Figure 26 Dépenses infranationales et subventions de la FRR par habitant
Piliers de la FRR
Les six priorités de la FRR représentent des domaines critiques pour la sortie de crise, mais elles ont également été conçues pour fonctionner en tandem avec les réponses au changement climatique, tout en renforçant les bases de l'UE pour le développement économique futur par la numérisation, la croissance durable et une résilience accrue. Les « piliers » de la FRR qui en résultent sont les suivants : transition verte ; transformation numérique ; croissance intelligente, durable et inclusive ; cohésion sociale et territoriale ; santé et résilience économique, sociale et institutionnelle ; politiques pour la prochaine génération. Tous les plans nationaux pour la reprise et la résilience sont tenus d'allouer un minimum de 37 % des fonds de leur FRR à la transition verte (changement climatique) et 20 % à la transition numérique. Les gouvernements locaux peuvent bénéficier de ces subventions si leurs fonctions et compétences sont en accord avec les piliers de la FRR.

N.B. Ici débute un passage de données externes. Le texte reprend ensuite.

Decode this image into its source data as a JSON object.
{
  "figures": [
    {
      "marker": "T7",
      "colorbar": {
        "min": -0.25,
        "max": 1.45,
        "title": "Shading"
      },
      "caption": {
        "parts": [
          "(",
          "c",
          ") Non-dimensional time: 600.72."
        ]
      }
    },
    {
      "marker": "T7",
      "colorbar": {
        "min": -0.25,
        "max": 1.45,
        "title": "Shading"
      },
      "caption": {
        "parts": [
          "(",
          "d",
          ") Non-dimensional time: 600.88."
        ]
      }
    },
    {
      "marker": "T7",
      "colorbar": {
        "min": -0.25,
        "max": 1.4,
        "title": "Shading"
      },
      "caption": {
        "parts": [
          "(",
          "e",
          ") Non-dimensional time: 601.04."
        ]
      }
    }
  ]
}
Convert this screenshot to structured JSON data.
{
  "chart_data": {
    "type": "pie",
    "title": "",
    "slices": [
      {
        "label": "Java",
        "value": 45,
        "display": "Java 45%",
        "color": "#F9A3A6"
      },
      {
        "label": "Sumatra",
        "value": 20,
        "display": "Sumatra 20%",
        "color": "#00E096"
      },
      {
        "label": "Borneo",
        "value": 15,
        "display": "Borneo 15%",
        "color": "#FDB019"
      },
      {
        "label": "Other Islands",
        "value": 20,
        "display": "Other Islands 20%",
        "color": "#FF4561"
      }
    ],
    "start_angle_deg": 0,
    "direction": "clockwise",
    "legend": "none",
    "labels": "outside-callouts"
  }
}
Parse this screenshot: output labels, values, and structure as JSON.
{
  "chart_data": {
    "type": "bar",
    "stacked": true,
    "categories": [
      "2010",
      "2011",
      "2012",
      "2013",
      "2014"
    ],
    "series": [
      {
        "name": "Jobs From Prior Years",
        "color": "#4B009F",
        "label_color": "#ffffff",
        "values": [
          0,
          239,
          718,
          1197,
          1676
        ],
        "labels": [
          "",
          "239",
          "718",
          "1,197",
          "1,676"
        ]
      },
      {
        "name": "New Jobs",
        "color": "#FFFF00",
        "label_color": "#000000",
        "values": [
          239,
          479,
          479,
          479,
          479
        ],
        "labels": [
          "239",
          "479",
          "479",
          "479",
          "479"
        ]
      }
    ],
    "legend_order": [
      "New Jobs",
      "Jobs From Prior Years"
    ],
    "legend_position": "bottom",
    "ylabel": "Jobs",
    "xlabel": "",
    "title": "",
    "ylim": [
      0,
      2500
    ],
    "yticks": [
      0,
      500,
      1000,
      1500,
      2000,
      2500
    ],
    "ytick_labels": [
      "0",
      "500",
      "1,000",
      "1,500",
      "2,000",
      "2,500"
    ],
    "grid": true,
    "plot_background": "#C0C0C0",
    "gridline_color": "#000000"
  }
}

Étant donné qu'une action de réforme ou un investissement peut bénéficier à plusieurs programmes, les orientations de la FRR fixent des règles spécifiques en matière de suivi climatique et de marquage numérique. Par ex., la « rénovation de l'efficacité énergétique du parc de logements existants » se voit attribuer un coefficient de 40 % pour le soutien au changement climatique, tandis qu'une intervention relative aux « systèmes énergétiques intelligents » est comptabilisée à 40 % pour la transition numérique. Ces règles de la FRR sur les ratios de planification se compliquent lorsqu'une action agit en faveur de plus d'un pilier ciblé. Par ex., on peut dire que la modernisation des transports publics soutient à la fois la transition verte et la cohésion territoriale. Cela explique pourquoi certains examens indépendants du système de classification des subventions et des prêts de la FRR ont eu recours à une combinaison de piliers (classant également certaines actions comme « non catégorisées », voir l'ensemble de données Bruegel).Ce problème de catégorisation a été abordé ici en utilisant les données disponibles sur les subventions de la FRR par pilier, en les ventilant par affectation/cible de dépenses et en les présentant comme « primaires » ou « secondaires » à des fins d'analyse (voir Figure 27).
La moyenne des données de 22 pays montre que, en tant qu'allocation « primaire », les dépenses liées à la transition écologique représentent la part la plus importante des subventions de la FRR (42 %), la transformation numérique représentant le poste suivant (25 %). Pour ces deux postes, les limites minimales d'allocation requises de 37 % et 20 %, respectivement, ont été atteintes et dépassées. Sur le tiers restant du financement de la FRR, les subventions pour la croissance économique constituent la part la plus importante (11 %), et le reste du soutien est réparti de manière assez égale (6 %-8 %) entre les trois derniers piliers de la FRR. Toutefois, les subventions restantes sont principalement destinées à soutenir la cohésion sociale et territoriale (38 %) et la croissance économique (29 %) en tant qu'objectif « secondaire »,
Figure 27 Dépenses des subventions de la FRR par pilier (Primaire)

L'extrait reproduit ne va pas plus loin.